Meer dan 6.000 geofferde dierenbotten vertellen het verhaal van het Spanje uit de ijzertijd

Archeologen hebben zeldzaam bewijs gevonden van rituele dierenoffers op de archeologische vindplaats Casas del Turuñuelo in het zuidwesten van Spanje. De site dateert uit de 5e eeuw voor Christus en biedt inzicht in de Tartessiaanse cultuur van het Iberisch schiereiland. De ontdekking wordt beschreven in een onderzoek dat op 22 november werd gepubliceerd in het open access tijdschrift PLoS EEN.

[Related: Early humans carved old skeletal remains from burial caves into tools.]

De Tartessos waren een historische beschaving die zich tijdens de ijzertijd van de 9e tot de 5e eeuw voor Christus op het zuidelijke Iberisch schiereiland vestigde. Archeologen geloofden dat hun cultuur een mengeling had van kenmerken van de lokale Iberische bevolking en de Feniciërs die uit de landen aan de oostkust van de Middellandse Zee kwamen. Het had een schrijfsysteem genaamd Tartesian, dat ongeveer 97 inscripties in de Tartesiaanse taal had.

In het westelijke Middellandse Zeegebied, waar de Tartessos leefden, is archeologisch bewijs van het offeren van dieren moeilijk te vinden. Er zijn echter schriftelijke bronnen, waaronder Homer De Odyssee een kroniek van dierenoffers in de Middellandse Zee op dit moment. De kloof tussen het schriftelijke bewijsmateriaal en het archeologische bewijsmateriaal heeft het voor archeologen moeilijk gemaakt om een ​​duidelijk begrip te krijgen van welke protocollen en patronen hier achter de praktijken zaten.

Mª Pilar Iborra Eres, co-auteur van het onderzoek en archeoloog van het Spaanse Instituto Valenciano de Conservación, Restauración e Investigación, zegt PopSci dat de locatie van Casas del Turuñuelo bijzonder is vanwege de “uitstekende conservering van het gebouw en de inhoud ervan.

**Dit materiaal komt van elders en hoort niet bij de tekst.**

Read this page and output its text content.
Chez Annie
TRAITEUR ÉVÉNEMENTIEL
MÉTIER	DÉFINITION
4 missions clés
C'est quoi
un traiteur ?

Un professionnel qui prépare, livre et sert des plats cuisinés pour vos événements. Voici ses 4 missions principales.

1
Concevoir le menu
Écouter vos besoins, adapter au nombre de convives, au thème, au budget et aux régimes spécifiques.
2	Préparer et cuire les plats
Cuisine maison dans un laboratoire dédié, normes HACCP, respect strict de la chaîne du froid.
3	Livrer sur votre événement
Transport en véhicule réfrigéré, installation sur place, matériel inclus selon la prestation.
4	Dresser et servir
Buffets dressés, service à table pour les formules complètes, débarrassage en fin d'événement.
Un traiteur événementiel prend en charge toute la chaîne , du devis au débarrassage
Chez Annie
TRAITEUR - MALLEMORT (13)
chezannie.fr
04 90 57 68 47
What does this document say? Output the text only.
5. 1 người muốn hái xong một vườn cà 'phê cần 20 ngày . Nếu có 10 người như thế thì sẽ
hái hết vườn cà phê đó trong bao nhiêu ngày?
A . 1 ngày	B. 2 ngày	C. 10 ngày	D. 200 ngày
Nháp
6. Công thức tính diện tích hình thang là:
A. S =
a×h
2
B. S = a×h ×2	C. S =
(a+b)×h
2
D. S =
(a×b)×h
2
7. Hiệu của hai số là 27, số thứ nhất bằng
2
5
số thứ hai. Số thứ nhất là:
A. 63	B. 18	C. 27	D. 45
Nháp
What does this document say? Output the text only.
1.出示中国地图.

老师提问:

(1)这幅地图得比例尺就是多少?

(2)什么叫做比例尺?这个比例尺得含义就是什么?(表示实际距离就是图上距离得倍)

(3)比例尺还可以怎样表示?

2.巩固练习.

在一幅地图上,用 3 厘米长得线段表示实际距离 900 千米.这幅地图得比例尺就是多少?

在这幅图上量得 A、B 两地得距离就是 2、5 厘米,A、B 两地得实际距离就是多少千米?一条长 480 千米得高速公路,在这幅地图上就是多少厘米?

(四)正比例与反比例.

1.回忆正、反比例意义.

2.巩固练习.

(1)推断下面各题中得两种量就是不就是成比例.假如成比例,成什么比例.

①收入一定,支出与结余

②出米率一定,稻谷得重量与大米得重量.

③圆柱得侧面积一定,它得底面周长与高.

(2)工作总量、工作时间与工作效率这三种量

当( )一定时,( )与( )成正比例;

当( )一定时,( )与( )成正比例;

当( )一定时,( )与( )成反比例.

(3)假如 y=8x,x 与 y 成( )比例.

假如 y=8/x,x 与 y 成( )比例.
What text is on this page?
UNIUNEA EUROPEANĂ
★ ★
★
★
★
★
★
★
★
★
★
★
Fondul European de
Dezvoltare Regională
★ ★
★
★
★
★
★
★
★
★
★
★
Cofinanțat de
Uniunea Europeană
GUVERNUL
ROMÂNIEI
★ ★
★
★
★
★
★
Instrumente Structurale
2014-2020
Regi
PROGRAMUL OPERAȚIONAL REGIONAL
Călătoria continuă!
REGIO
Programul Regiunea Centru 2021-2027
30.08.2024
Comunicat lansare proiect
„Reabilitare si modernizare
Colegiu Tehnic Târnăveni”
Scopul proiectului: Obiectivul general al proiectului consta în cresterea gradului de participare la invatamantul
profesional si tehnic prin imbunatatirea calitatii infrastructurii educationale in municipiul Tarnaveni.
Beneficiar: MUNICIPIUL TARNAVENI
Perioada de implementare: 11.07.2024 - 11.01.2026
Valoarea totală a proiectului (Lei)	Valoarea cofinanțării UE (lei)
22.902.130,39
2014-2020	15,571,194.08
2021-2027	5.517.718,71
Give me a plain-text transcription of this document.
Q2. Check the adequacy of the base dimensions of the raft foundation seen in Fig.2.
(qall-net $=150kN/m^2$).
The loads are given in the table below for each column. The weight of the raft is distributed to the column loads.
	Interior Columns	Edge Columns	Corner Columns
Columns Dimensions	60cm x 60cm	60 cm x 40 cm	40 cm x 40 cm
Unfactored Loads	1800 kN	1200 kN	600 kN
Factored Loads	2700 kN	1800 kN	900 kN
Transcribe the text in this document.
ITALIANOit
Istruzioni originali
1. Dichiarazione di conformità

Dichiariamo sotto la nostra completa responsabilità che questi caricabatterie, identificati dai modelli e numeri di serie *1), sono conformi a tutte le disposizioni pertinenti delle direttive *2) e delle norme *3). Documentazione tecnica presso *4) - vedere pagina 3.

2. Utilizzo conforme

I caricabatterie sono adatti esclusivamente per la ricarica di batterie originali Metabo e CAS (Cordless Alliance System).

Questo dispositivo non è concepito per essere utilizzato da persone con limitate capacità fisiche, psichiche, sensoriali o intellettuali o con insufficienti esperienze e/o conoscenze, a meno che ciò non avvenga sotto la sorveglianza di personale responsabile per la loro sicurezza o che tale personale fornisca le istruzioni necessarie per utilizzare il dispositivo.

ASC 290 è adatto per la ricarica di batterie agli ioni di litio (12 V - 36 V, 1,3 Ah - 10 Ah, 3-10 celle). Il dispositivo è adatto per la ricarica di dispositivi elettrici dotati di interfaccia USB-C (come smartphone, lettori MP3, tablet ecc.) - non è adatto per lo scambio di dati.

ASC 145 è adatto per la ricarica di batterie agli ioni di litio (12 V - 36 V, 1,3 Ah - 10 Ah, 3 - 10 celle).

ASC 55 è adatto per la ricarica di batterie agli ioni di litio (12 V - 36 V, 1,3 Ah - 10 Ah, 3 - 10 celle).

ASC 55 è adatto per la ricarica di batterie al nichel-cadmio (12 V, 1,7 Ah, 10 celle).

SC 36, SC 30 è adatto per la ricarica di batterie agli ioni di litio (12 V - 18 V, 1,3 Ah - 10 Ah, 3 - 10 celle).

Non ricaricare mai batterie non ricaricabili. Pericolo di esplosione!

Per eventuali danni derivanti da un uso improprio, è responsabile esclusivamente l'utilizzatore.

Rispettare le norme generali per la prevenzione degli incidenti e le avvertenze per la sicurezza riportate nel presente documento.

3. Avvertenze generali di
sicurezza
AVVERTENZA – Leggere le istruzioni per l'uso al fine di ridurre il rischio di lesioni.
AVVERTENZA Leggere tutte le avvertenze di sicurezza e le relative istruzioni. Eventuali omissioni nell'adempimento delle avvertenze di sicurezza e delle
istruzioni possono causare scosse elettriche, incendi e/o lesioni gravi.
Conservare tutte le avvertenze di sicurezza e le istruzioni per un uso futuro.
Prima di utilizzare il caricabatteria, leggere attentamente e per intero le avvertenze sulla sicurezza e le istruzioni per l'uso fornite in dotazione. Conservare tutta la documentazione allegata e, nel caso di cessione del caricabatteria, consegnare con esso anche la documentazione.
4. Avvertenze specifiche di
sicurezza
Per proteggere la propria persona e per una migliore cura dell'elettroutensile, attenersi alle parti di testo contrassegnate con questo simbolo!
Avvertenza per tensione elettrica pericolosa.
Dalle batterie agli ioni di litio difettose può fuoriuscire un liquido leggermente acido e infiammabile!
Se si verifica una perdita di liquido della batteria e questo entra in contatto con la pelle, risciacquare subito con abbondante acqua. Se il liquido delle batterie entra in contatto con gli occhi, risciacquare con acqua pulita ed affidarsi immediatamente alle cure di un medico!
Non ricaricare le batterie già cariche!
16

In dit geval gaat het om opeenhopingen van botresten die getuigen van rituele activiteiten.”

In deze nieuwe studie bestudeerden Eres en haar team een ​​voorbeeld van het offeren van dieren uit een gebouw uit de ijzertijd uit de late 5e eeuw voor Christus. De opgravingen begonnen in 2015 en 6.770 botten van 52 dieren werden onderzocht en gedateerd. De dieren betroffen vooral volwassen paarden, maar ook runderen, varkens en één hond. De stoffelijke resten vertonen tekenen van opzettelijke begrafenis, wat een van de aanwijzingen is dat ze zijn geofferd.

Ze ontdekten dat de dieren in drie opeenvolgende fasen werden begraven. In de eerste twee fasen bleek dat de skeletten grotendeels compleet en onveranderd waren. In de derde fase vertonen alle skeletten behalve het paard tekenen dat ze voor voedsel zijn verwerkt. Dit suggereert dat dit ritueel waarschijnlijk gepaard ging met een maaltijd.

Een casestudy als deze stelde het team in staat enkele belangrijke details over de rituele protocollen in Casas del Turunüelo vast te stellen om te bepalen wat daarachter zat. Uit de botten blijkt dat volwassen dieren werden uitgekozen om te worden geofferd, en niet jonge dieren. Ook de aanwezigheid van verbrande planten- en dierenresten laat zien dat branden een rol speelden bij deze rituelen.

[Related: Pompeii’s archaeological puzzles can be solved with a little help from chemistry.]

Casas del Turuñuelo vertoont ook enkele unieke kenmerken in vergelijking met andere mediterrane locaties, waaronder het grote aantal paardenoffers.

“De overblijfselen van het paard werden ontdekt tijdens het methodisch opgraven van een van de delen van dit gebouw, de binnenplaats”, zegt Eres. “Er werden hier dieren geofferd tijdens het gebruik van het gebouw door verenigingen uit de ijzertijd.

Waarschijnlijk werd de ruimte gedurende meerdere jaren ook meerdere keren gebruikt voor verschillende offerrituelen.

Het team was verrast dat ze konden bevestigen dat de afzetting hier zo perfect bewaard was gebleven en gaven een naar hun mening accuraat beeld van de rituelen die daar plaatsvonden. Ze hopen dit onderzoek te voltooien door nieuwe methoden toe te passen om de monsters te bestuderen.

“Archeologie stelt ons in staat veel aspecten van de levens van vroegere samenlevingen te leren kennen”, zegt Eres. “Met behulp van innovatieve methodologieën zoals computertomografie, paleoparasitologie, isotopenanalyse om voeding en mobiliteit of oud DNA te bestuderen, is het doel om een ​​volledige studie van deze groep hoefdieren uit te voeren.”